Published: 21st October 2022
NMC fee regulations diktak: Centre requests two weeks time to file counter in Supreme Court
A petition was filed in the Supreme Court against the NMC's fee regulation diktak, which was issued on February 4 this year
The National Medical Commission's (NMC) decision stipulating that fees for 50% of the seats in private medical colleges should be at par with fees in government colleges has been challenged in the Supreme Court.
The matter was presented before a bench of the apex court today and the Centre has requested two weeks' time to file a counter to the petition. Additional Solicitor General Sanjay Jain asked the court for two weeks' time to file the centre's response to the petitions today, October 22.
The Supreme Court bench has said that it will hear the petition in two weeks' time for final disposal. The petition was initially listed before the apex court on September 23, when senior counsel Maninder Singh, appearing for the NMC requested time to file a counter. The Supreme Court had issued notice to the respondent in the matter, and the petition was then listed for October 11 for hearing, and was finally taken up today.

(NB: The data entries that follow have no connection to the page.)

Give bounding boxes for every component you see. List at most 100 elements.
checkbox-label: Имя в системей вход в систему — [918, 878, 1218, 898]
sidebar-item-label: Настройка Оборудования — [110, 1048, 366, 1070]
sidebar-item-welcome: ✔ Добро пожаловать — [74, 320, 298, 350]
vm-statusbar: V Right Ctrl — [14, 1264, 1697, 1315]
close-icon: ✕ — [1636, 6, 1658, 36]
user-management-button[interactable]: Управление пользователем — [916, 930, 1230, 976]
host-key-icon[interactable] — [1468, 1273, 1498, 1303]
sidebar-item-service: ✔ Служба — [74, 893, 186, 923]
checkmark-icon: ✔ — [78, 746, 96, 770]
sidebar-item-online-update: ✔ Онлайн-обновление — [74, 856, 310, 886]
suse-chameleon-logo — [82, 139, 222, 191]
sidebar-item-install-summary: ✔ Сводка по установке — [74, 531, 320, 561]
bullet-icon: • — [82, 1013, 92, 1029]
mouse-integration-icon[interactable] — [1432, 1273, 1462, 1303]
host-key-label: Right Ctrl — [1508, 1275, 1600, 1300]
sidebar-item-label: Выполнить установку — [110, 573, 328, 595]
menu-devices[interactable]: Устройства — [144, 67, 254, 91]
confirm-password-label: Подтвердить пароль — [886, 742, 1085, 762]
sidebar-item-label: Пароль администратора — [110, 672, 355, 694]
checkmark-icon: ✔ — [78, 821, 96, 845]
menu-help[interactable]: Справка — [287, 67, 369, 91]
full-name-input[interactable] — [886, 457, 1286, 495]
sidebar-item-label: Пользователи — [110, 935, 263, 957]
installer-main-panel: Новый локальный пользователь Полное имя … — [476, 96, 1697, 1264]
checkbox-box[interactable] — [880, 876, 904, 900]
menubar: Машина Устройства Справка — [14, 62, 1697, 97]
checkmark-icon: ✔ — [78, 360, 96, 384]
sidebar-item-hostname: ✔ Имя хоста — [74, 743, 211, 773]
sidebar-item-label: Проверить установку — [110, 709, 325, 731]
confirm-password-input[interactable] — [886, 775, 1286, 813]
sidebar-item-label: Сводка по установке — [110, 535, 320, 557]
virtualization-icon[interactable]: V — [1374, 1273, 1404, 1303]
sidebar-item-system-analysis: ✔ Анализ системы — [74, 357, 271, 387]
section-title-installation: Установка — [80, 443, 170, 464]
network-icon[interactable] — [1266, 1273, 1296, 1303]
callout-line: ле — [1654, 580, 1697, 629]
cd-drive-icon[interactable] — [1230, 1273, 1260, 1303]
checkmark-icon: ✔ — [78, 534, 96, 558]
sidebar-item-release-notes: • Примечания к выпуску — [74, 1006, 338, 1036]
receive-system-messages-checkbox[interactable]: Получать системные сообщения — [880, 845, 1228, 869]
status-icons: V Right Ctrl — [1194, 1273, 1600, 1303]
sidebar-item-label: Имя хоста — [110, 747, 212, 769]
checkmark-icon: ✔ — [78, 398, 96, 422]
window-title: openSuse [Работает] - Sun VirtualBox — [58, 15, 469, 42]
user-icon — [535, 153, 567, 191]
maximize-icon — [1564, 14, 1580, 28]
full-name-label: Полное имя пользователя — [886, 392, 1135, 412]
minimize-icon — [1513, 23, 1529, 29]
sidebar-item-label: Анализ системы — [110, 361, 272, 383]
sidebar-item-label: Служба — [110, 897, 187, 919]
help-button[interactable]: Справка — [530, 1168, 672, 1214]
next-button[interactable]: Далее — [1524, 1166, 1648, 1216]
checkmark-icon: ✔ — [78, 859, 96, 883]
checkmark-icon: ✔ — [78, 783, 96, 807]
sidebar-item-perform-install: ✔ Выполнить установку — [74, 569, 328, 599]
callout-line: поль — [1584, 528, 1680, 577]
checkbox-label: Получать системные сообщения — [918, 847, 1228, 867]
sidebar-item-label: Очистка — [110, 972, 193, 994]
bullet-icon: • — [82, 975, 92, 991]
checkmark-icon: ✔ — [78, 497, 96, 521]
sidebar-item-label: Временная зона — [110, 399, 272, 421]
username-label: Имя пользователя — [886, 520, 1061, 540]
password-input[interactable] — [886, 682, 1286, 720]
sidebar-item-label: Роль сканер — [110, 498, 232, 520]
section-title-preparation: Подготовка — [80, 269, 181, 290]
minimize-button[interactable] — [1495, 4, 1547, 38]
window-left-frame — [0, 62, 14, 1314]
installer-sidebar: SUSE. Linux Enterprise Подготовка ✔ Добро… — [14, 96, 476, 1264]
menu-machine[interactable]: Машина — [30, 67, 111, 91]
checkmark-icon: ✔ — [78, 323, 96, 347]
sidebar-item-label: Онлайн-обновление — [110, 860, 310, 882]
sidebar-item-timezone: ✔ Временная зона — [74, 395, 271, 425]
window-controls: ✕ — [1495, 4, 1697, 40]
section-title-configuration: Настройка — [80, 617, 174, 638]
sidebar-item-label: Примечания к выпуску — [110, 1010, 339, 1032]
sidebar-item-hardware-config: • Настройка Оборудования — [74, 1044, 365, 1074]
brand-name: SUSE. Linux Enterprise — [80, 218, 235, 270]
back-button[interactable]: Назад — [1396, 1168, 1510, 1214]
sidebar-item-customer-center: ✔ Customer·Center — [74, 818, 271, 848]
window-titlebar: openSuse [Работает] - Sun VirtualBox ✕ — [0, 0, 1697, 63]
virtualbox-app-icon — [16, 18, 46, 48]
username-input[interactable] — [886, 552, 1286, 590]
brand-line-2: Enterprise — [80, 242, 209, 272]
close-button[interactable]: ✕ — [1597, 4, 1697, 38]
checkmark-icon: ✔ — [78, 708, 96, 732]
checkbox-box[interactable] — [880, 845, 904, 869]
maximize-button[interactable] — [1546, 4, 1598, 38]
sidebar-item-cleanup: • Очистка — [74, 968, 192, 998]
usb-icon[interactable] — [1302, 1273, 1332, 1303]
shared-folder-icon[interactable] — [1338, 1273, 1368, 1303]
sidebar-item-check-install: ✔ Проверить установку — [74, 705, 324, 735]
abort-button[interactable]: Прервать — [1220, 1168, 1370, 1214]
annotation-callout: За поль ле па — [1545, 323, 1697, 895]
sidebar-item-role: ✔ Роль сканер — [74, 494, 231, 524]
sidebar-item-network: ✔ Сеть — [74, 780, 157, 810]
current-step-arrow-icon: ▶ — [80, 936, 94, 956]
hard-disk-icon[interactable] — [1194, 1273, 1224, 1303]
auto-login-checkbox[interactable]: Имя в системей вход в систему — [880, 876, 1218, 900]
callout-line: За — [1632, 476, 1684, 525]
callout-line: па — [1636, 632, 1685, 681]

The NMC's memorandum on the matter was issued on February 4. A few states such as Kerala refused to implement it, after the Kerala High Court's verdict that the order did not apply to the state because fees of private medical colleges in Kerala were regulated. Tamil Nadu also took a similar stand on the matter. Madhya Pradesh High Court, on the other hand, enforced the implementation of the NMC's regulation. However, with the case now in the Supreme Court, the MP High Court's judgement has been stayed.
While experts who spoke to EdexLive earlier said that the petition against the NMC's regulation in the Supreme Court should not impact the counselling for the National Eligibility-cum-Entrance Test Postgraduation (NEET PG), which is already being conducted by the Medical Counselling Committee, students have expressed anxiety, with some requesting the NMC order to be implemented in a bid to make medical education affordable.